Il est de ceux qui ont mis en garde contre la balkanisation de l’Afrique, néologisme qu’il a créé, y trouvant un danger et pressentant le piège d’un éparpillement préjudiciable. Altruiste et désintéressé, il n’a pas hésité à créer la Fédération du Mali dans laquelle il cédait la présidence de l’Etat fédéral à Modibo Kéita, se contentant de celle de l’Assemblée fédérale. Enfin, Senghor est aussi celui qui a organisé le premier Festival des arts nègres en 1963 avec la participation massive de la diaspora outre Atlantique.

  1. Sur le plan national, il a tout de suite compris que le multipartisme devait favoriser la démocratie vraie, libérer les énergies, épanouir les esprits, permettre l’alternance et créer les conditions propices à la paix et à la stabilité. S’il a limité autoritairement le nombre de partis, je pense que c’est plus par esprit de méthode et dans le souci d’éviter leur « ethnisation » et leur « fantochisation » et accompagner une transition en douceur que par peur de la libre expression.

 

Il s’est retiré volontairement et il ne lui a jamais été reproché des violations massives des droits de l’homme, ni une politique économique dirigiste et désastreuse. Humaniste convaincu, il a toujours cherché à placer l’Homme au centre de sa politique. D’ailleurs, je retiens de lui cette phrase prononcée au cours d’une conférence à Brazzaville « l’Homme est la mesure de toute chose, de celles qui existent en ce qu’elles existent, de celles qui n’existent pas en ce qu’elles n’existent pas. Il est au commencement et à la fin du développement ».

 

Depuis sa démission, n’ayant jamais cherché à garder un pied dedans et un pied dehors, il jouit aujourd’hui d’une retraite paisible, bien méritée, se gardant d’émettre le moindre commentaire sur la politique et la gestion de son successeur ou celle des dirigeants africains.
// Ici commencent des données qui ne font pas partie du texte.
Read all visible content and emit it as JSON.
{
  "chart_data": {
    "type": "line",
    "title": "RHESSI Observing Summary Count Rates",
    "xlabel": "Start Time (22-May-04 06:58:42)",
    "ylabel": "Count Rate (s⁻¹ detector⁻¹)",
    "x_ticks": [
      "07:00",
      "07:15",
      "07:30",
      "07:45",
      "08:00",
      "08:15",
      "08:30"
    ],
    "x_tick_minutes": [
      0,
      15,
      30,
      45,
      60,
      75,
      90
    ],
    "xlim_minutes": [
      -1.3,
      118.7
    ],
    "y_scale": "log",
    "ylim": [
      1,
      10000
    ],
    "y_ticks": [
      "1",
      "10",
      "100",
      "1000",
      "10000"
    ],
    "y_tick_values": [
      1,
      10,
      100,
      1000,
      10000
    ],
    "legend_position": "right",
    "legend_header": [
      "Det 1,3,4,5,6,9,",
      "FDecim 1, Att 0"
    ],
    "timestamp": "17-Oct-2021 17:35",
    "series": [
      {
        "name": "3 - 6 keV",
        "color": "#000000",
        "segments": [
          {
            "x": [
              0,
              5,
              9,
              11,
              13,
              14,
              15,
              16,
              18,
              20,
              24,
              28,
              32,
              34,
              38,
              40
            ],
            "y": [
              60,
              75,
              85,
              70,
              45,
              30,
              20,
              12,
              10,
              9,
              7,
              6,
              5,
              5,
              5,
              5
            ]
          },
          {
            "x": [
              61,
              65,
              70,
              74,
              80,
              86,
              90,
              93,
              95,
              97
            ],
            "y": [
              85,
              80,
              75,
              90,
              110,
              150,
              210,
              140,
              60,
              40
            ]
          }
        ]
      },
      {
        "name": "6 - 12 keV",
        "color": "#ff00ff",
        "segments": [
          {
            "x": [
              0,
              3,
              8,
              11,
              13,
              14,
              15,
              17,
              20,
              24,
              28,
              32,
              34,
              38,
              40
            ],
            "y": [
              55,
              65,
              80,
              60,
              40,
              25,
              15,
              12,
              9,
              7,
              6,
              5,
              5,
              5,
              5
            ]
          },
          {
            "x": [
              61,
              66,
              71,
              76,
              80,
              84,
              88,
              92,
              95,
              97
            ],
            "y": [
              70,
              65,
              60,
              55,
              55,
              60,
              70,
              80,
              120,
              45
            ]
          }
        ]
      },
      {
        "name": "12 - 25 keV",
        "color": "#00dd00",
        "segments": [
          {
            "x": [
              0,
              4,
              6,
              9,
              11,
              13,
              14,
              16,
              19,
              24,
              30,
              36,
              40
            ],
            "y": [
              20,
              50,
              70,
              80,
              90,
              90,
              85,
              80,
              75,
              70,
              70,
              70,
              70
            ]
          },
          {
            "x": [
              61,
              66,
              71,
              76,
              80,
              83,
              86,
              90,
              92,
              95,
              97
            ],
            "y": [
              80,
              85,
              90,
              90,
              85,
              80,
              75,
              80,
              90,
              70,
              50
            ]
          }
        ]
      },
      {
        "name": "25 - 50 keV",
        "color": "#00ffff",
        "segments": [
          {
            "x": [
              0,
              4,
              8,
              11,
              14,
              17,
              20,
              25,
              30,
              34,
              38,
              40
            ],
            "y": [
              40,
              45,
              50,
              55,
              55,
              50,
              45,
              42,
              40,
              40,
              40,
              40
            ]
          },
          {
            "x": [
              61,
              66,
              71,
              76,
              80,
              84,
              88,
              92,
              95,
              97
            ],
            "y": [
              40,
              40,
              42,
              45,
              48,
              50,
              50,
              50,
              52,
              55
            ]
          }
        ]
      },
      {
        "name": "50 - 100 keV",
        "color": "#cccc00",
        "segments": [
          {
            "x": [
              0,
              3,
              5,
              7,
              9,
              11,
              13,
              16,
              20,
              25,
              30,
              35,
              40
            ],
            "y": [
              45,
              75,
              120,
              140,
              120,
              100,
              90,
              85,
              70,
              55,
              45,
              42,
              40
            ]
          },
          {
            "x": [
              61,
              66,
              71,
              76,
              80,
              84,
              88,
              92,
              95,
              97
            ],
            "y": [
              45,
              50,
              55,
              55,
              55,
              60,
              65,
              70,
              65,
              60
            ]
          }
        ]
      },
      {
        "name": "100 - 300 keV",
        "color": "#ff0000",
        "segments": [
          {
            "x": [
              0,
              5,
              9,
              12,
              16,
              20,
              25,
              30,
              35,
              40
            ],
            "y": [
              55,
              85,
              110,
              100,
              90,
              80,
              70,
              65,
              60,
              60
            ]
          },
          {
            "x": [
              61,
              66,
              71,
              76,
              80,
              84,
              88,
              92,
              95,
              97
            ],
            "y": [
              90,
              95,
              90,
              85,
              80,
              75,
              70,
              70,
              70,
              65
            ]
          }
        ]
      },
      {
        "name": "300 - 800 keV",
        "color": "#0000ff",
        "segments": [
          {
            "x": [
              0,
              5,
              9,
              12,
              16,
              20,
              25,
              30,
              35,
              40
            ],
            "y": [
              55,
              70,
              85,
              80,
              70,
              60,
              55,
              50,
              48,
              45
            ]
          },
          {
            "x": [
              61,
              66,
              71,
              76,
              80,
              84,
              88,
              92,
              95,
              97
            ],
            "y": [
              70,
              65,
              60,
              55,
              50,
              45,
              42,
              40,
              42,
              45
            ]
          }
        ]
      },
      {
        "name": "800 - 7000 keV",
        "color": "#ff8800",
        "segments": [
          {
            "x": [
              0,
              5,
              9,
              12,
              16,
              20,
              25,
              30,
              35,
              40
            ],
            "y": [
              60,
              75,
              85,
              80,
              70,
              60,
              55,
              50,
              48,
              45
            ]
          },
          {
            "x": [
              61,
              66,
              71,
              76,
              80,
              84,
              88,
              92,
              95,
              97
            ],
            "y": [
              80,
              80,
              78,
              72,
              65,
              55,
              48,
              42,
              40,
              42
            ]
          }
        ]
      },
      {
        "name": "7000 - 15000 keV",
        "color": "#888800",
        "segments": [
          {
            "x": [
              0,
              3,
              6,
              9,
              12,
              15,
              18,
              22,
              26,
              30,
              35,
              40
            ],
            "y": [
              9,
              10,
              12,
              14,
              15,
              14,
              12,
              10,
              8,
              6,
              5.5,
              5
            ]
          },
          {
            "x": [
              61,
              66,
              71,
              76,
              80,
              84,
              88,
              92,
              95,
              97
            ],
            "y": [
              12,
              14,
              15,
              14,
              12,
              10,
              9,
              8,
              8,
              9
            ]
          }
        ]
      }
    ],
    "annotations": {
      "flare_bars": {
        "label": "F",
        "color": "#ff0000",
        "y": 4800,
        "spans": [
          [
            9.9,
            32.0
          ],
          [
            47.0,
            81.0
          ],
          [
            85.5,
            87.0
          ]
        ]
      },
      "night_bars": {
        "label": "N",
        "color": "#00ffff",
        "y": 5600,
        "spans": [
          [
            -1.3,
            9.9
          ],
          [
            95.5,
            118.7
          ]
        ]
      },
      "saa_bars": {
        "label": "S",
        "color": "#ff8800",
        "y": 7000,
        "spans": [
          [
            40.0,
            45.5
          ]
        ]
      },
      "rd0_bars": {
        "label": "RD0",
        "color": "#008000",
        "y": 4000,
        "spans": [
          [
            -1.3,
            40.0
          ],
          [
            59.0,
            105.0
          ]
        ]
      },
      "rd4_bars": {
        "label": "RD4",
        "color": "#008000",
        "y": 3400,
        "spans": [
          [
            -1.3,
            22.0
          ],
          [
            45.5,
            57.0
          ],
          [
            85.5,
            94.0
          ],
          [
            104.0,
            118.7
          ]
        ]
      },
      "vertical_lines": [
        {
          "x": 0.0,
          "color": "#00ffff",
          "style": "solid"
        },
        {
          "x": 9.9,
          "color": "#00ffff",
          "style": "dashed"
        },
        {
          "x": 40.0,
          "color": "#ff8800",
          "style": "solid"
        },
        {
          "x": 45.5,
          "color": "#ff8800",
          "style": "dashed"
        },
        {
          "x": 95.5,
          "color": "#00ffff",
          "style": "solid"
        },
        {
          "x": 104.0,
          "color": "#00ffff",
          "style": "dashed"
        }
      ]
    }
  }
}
Le président Senghor ne manque sans doute pas d’observer avec un certain amusement, ces couvertures démocratiques forcées et imposées qui se pratiquent ça et là à travers le continent sur un modèle qui n’augure rien de positif quant à l’émancipation politique et économique réelle des peuples africains. Le président Senghor reste néanmoins confiant dans l’Afrique. Tout récemment encore, Léopold Sédar Senghor, fidèle à sa démarche, nous rassurait. « en cette dernière décennie du 20ème siècle, a-t-il écrit, on oublie trop souvent, l’Afrique a tant apporté ».

 

Comme René Dumont qui a été vilipendé pour avoir écrit en 1960 « l’Afrique Noire est mal partie », comme Kwame Nkrumah qui a été traité de subversif pour avoir préconisé une Afrique unie et forte, Senghor le Démocrate, l’Africain, le mal aimé de l’Afrique a tort d’avoir eu raison trop tôt. C’était un « honnête homme » doublé d’un homme politique lucide et d’un homme d’Etat clairvoyant.

 

[1] Ecrivain nigérian, premier auteur africain et premier auteur noir, lauréat du prix Nobel de littérature en 1986, dans son conte « Le Lion et la Perle, 1958 ».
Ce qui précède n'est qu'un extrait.